God is intimately involved in your life.  He has a plan and a purpose for you.  Nothing gets in the way of it – not wimps, nor warriors.  He will not let you remain in defeat when you cry out to him.  He will always provide a Deborah, and, yes, even a Jael, if he must.  For, quite often, you and I are Israel.

Call on me and I will answer you, and show you great and mighty things you do not know.
Jeremiah 33:3

Monday, October 4, 2010

Storyline: Sarah

The Lord said to Abram, “Leave your country, your people and your father’s household and go to the land I will show you.  I will make you into a great nation and I will bless you…”
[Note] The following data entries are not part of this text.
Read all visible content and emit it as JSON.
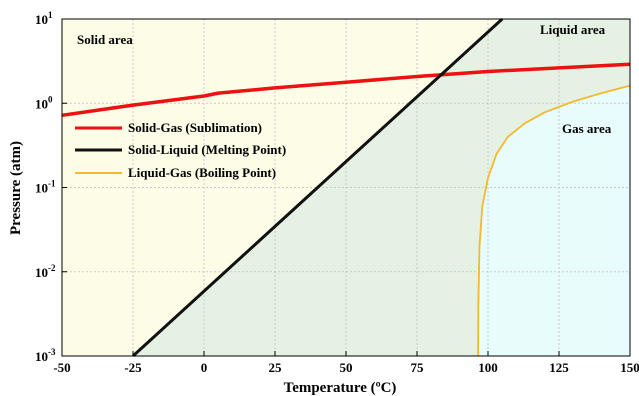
{
  "chart_data": {
    "type": "line",
    "xlabel": "Temperature (ºC)",
    "ylabel": "Pressure (atm)",
    "xlim": [
      -50,
      150
    ],
    "ylim_log10": [
      -3,
      1
    ],
    "y_scale": "log",
    "x_ticks": [
      "-50",
      "-25",
      "0",
      "25",
      "50",
      "75",
      "100",
      "125",
      "150"
    ],
    "y_ticks": [
      {
        "base": "10",
        "exp": "-3"
      },
      {
        "base": "10",
        "exp": "-2"
      },
      {
        "base": "10",
        "exp": "-1"
      },
      {
        "base": "10",
        "exp": "0"
      },
      {
        "base": "10",
        "exp": "1"
      }
    ],
    "grid": true,
    "legend_position": "upper-left",
    "regions": [
      {
        "label": "Solid area",
        "color": "#fdfde7"
      },
      {
        "label": "Liquid area",
        "color": "#e5f2e3"
      },
      {
        "label": "Gas area",
        "color": "#e8fcfc"
      }
    ],
    "series": [
      {
        "name": "Solid-Gas (Sublimation)",
        "color": "#ee1111",
        "x": [
          -50,
          -25,
          0,
          5,
          25,
          50,
          75,
          100,
          125,
          150
        ],
        "y": [
          0.72,
          0.95,
          1.22,
          1.32,
          1.52,
          1.78,
          2.08,
          2.38,
          2.63,
          2.9
        ]
      },
      {
        "name": "Solid-Liquid (Melting Point)",
        "color": "#111111",
        "x": [
          -25,
          105
        ],
        "y": [
          0.001,
          10
        ]
      },
      {
        "name": "Liquid-Gas (Boiling Point)",
        "color": "#f5b82e",
        "x": [
          96.5,
          96.6,
          97,
          98,
          100,
          103,
          107,
          113,
          120,
          130,
          140,
          150
        ],
        "y": [
          0.001,
          0.004,
          0.02,
          0.06,
          0.13,
          0.25,
          0.4,
          0.58,
          0.78,
          1.05,
          1.32,
          1.62
        ]
      }
    ]
  }
}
Now Sarai, Abram’s wife, had borne him no children.  But she had an Egyptian maidservant named Hagar; so she said to Abram, “The Lord has kept me from having children.  Go, sleep with my maidservant; perhaps I can build a family through her…”
Genesis 12:1-2; 16:1-2

If there’s a woman in the Scriptures I suppose I relate to the most, it would be Sarah.  I know that she did some pretty thoughtless things that are still affecting our world today; however, the bottom line is that I often react the same way she did.  Women are pretty much the same across time and cultures.  So, here are the basic reasons why I see some comparison:

1)   On the downside, I often try to play God of my own life, just as she did, and manipulate circumstances to get what I want.  Just like Sarah, I find that when I do, the repercussions are often detrimental.  God always knows best!  While it’s within his power to stop me, sometimes, he simply sits back and watches as I mess up, in order that I can learn and come out conforming more to the image of his Son.

2)      On the upside, just like Sarah, my life has been a bit transient.  It seems like God has interrupted our lives at some of the most comfortable moments, and moved us on to something new – a different house, a different city, a different state, a different country, and always, a different ministry…  Often, as with Abraham and Sarah, God doesn’t even give us the complete details.  However scary and painful this might be, especially for a woman who automatically develops a root system in order to thrive, I’ve learned that God always knows best!  He’s never failed to bring me into a “good land” and a place of abundance.

Here’s the bottom line of what I have learned from a manipulator like Sarah –
·         God is Sovereign.  He’s never off of his throne.  He is always in control.

·         God has my best interests at heart.  Where he leads will always be for my good.

·         It is always best for me to keep my hands to myself, and stop trying to “fix” my life according to my agenda.  I need to stop playing God, and start praying…  As I prayerfully seek him, he never fails to answer (Jeremiah 33:3).

Oh Lord, we do not know what to do, but our eyes are on you!